— Что вы делаете! Вас убьют! Вы младенец. Вы еще не знаете, что люди осатанели сейчас. Совсем другое увидите завтра: моряки будут тихие и смирные, как агнцы. Если начальство начнет из них маты плести — и то они не будут протестовать.
Поднявшись на палубу, Лутатини удивленно пробормотал:
— Что же это такое творится?
— Так брат, наша жизнь устроена. Удивительная гармония! День и ночь мы должны славить наших воротил, земных и небесных.
Лутатини круто повернулся и, сверкнув черными глазами, раздраженно спросил:
— Да вы кто такой? Святой обличитель или дьявол, разлагающий души людей?
Карнер спокойно ответил:
— В духовной школе вам повредили мозги. Вам нужно скорее поправиться. Тогда вы по-иному будете смотреть на мир, на людей, на все…
Лутатини обиженно отвернулся от своего спутника и отошел на середину корабля. Он чувствовал себя скверно, точно сам выкупался в зловонном потоке. Торговки, предлагая фрукты, вызывающе смеялись ему в лицо, а он, опустив голову, старался не смотреть на них. К своему изумлению, он заметил, что и в каюты водили женщин: боцман, плотник, масленщики. Не представляли исключения и офицеры. Вон первый штурман Сайменс пошел к себе с молодой мулаткой, — с той самой, которой Лутатини передал письмо. Перешагнув вместе с женщиной через порог своей каюты, он захлопнул за собой дверь. Лутатини раскрыл рот, испуганный отчаянной мыслью о судьбе письма…
Из камбуза выглянул Прелат в белом колпаке и добродушно заговорил:
— Вы все ходите, сеньор Лутатини, а я уже успел на двух жениться. Если угодно, могу уступить для вас койку. Рекомендую мулаточку взять: насчет темперамента — очень горячие бабенки…
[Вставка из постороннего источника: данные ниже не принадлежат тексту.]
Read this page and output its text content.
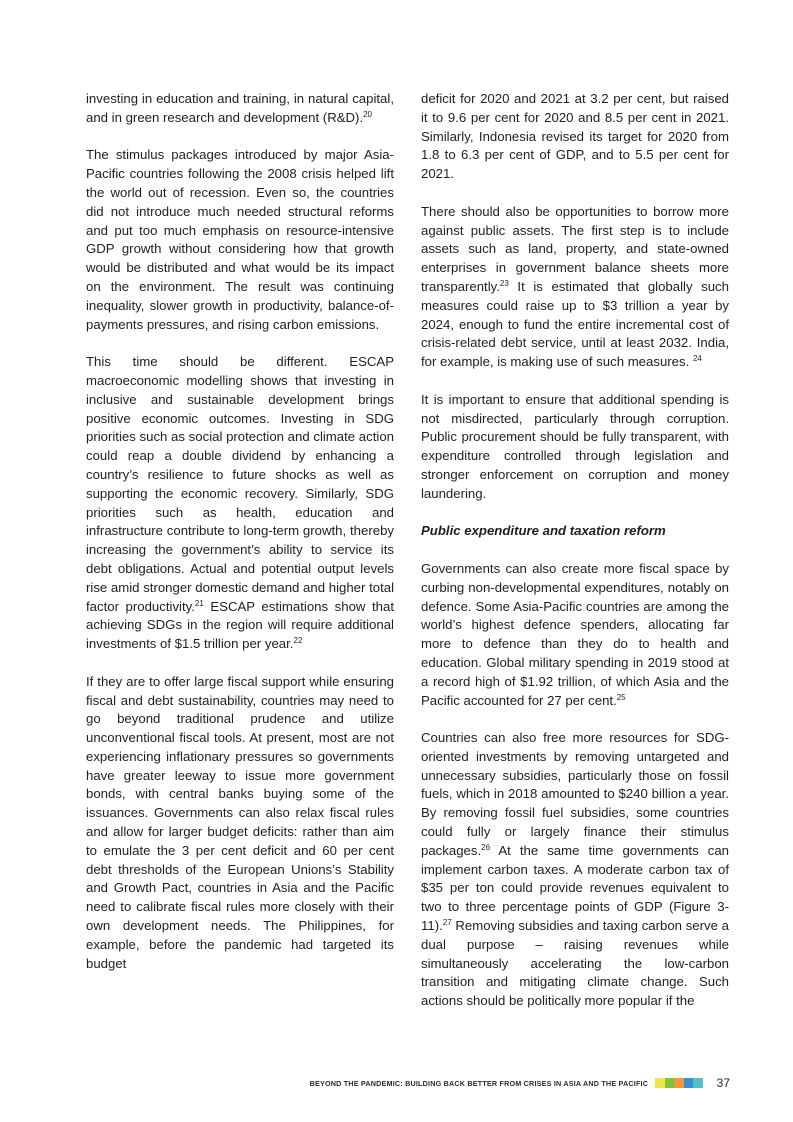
investing in education and training, in natural capital, and in green research and development (R&D).$^{20}$

The stimulus packages introduced by major Asia-Pacific countries following the 2008 crisis helped lift the world out of recession. Even so, the countries did not introduce much needed structural reforms and put too much emphasis on resource-intensive GDP growth without considering how that growth would be distributed and what would be its impact on the environment. The result was continuing inequality, slower growth in productivity, balance-of-payments pressures, and rising carbon emissions.

This time should be different. ESCAP macroeconomic modelling shows that investing in inclusive and sustainable development brings positive economic outcomes. Investing in SDG priorities such as social protection and climate action could reap a double dividend by enhancing a country’s resilience to future shocks as well as supporting the economic recovery. Similarly, SDG priorities such as health, education and infrastructure contribute to long-term growth, thereby increasing the government’s ability to service its debt obligations. Actual and potential output levels rise amid stronger domestic demand and higher total factor productivity.$^{21}$ ESCAP estimations show that achieving SDGs in the region will require additional investments of $1.5 trillion per year.$^{22}$

If they are to offer large fiscal support while ensuring fiscal and debt sustainability, countries may need to go beyond traditional prudence and utilize unconventional fiscal tools. At present, most are not experiencing inflationary pressures so governments have greater leeway to issue more government bonds, with central banks buying some of the issuances. Governments can also relax fiscal rules and allow for larger budget deficits: rather than aim to emulate the 3 per cent deficit and 60 per cent debt thresholds of the European Unions’s Stability and Growth Pact, countries in Asia and the Pacific need to calibrate fiscal rules more closely with their own development needs. The Philippines, for example, before the pandemic had targeted its budget

deficit for 2020 and 2021 at 3.2 per cent, but raised it to 9.6 per cent for 2020 and 8.5 per cent in 2021. Similarly, Indonesia revised its target for 2020 from 1.8 to 6.3 per cent of GDP, and to 5.5 per cent for 2021.

There should also be opportunities to borrow more against public assets. The first step is to include assets such as land, property, and state-owned enterprises in government balance sheets more transparently.$^{23}$ It is estimated that globally such measures could raise up to $3 trillion a year by 2024, enough to fund the entire incremental cost of crisis-related debt service, until at least 2032. India, for example, is making use of such measures. $^{24}$

It is important to ensure that additional spending is not misdirected, particularly through corruption. Public procurement should be fully transparent, with expenditure controlled through legislation and stronger enforcement on corruption and money laundering.

Public expenditure and taxation reform

Governments can also create more fiscal space by curbing non-developmental expenditures, notably on defence. Some Asia-Pacific countries are among the world’s highest defence spenders, allocating far more to defence than they do to health and education. Global military spending in 2019 stood at a record high of $1.92 trillion, of which Asia and the Pacific accounted for 27 per cent.$^{25}$

Countries can also free more resources for SDG-oriented investments by removing untargeted and unnecessary subsidies, particularly those on fossil fuels, which in 2018 amounted to $240 billion a year. By removing fossil fuel subsidies, some countries could fully or largely finance their stimulus packages.$^{26}$ At the same time governments can implement carbon taxes. A moderate carbon tax of $35 per ton could provide revenues equivalent to two to three percentage points of GDP (Figure 3-11).$^{27}$ Removing subsidies and taxing carbon serve a dual purpose – raising revenues while simultaneously accelerating the low-carbon transition and mitigating climate change. Such actions should be politically more popular if the

BEYOND THE PANDEMIC: BUILDING BACK BETTER FROM CRISES IN ASIA AND THE PACIFIC	37
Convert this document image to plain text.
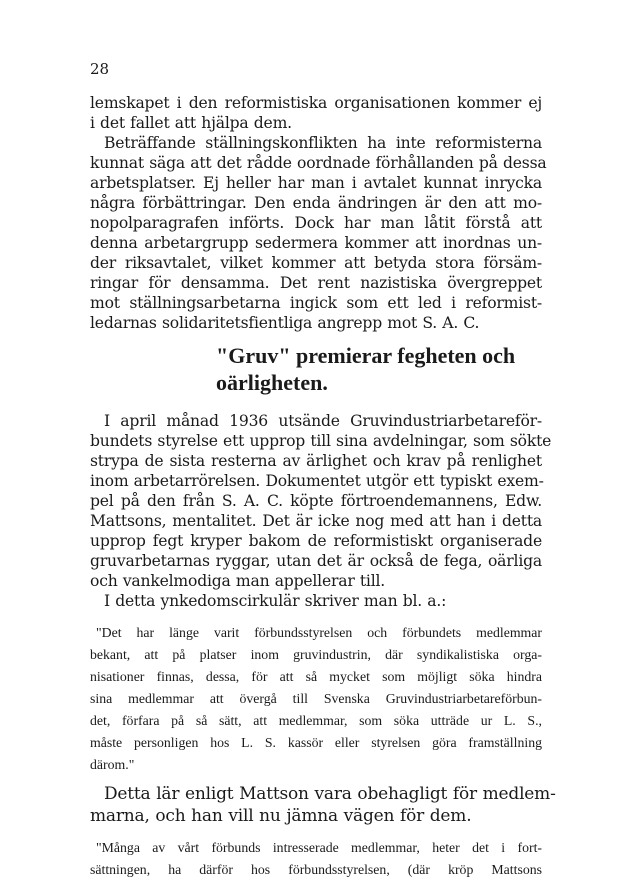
28
lemskapet i den reformistiska organisationen kommer ej
i det fallet att hjälpa dem.
Beträffande ställningskonflikten ha inte reformisterna
kunnat säga att det rådde oordnade förhållanden på dessa
arbetsplatser. Ej heller har man i avtalet kunnat inrycka
några förbättringar. Den enda ändringen är den att mo-
nopolparagrafen införts. Dock har man låtit förstå att
denna arbetargrupp sedermera kommer att inordnas un-
der riksavtalet, vilket kommer att betyda stora försäm-
ringar för densamma. Det rent nazistiska övergreppet
mot ställningsarbetarna ingick som ett led i reformist-
ledarnas solidaritetsfientliga angrepp mot S. A. C.
"Gruv" premierar fegheten och
oärligheten.
I april månad 1936 utsände Gruvindustriarbetareför-
bundets styrelse ett upprop till sina avdelningar, som sökte
strypa de sista resterna av ärlighet och krav på renlighet
inom arbetarrörelsen. Dokumentet utgör ett typiskt exem-
pel på den från S. A. C. köpte förtroendemannens, Edw.
Mattsons, mentalitet. Det är icke nog med att han i detta
upprop fegt kryper bakom de reformistiskt organiserade
gruvarbetarnas ryggar, utan det är också de fega, oärliga
och vankelmodiga man appellerar till.
I detta ynkedomscirkulär skriver man bl. a.:
"Det har länge varit förbundsstyrelsen och förbundets medlemmar
bekant, att på platser inom gruvindustrin, där syndikalistiska orga-
nisationer finnas, dessa, för att så mycket som möjligt söka hindra
sina medlemmar att övergå till Svenska Gruvindustriarbetareförbun-
det, förfara på så sätt, att medlemmar, som söka utträde ur L. S.,
måste personligen hos L. S. kassör eller styrelsen göra framställning
därom."
Detta lär enligt Mattson vara obehagligt för medlem-
marna, och han vill nu jämna vägen för dem.
"Många av vårt förbunds intresserade medlemmar, heter det i fort-
sättningen, ha därför hos förbundsstyrelsen, (där kröp Mattsons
Рыхлое лицо его лоснилось от пота, глаза устало щурились, как у сытого кота.
— Отстань, блудливая тварь! — крикнул Лутатини.
Прелат обдал его самодовольным хохотом.
— Ему добра желают, а он сердится. Чудило церковное!
На судно явился новый угольщик, нанятый капитаном. Это был пожилой малаец, худой и нескладный, прихрамывающий на правую ногу. С большим потертым чемоданом он направился прямо в кубрик, где ему указали кочегары на пустую койку. Он спросил:
— А тот, кто раньше был здесь, сбежал, что ли?
Домбер ответил угрюмо:
— Да, сбежал. Теперь ему не нужно больше на вахту выходить.
— Понимаю… — буркнул малаец и прекратил расспросы.
Весь правый борт судна был очищен от ракушек. Негры настолько устали, что едва влезли на палубу. Закусили, поточили свои скребки, отдохнули. Предстояло повозиться с левым бортом. По команде белого подрядчика они прямо с палубы бултыхнулись в море.
Вечером, когда на судне никого из посторонних людей уже не осталось, Лутатини отозвал от других рулевого Гимбо и рассказал ему о случае с письмом. Старик, выслушав, укоризненно покачал головой:
— Эх, сеньор Лутатини, ничего вы не знаете, как в таких случаях поступать! Вы хоть бы со мною посоветовались. Ну, как можно вручать письмо какай-то женщине? Вы должны бы отдать его шипсшандлеру. Тот любое ваше поручение исполнил бы в точности. Даже могли телеграмму послать.
Ошибку уже нельзя было исправить, и Лутатини, поняв это, стоял на палубе с горестным видом, готовый разрыдаться.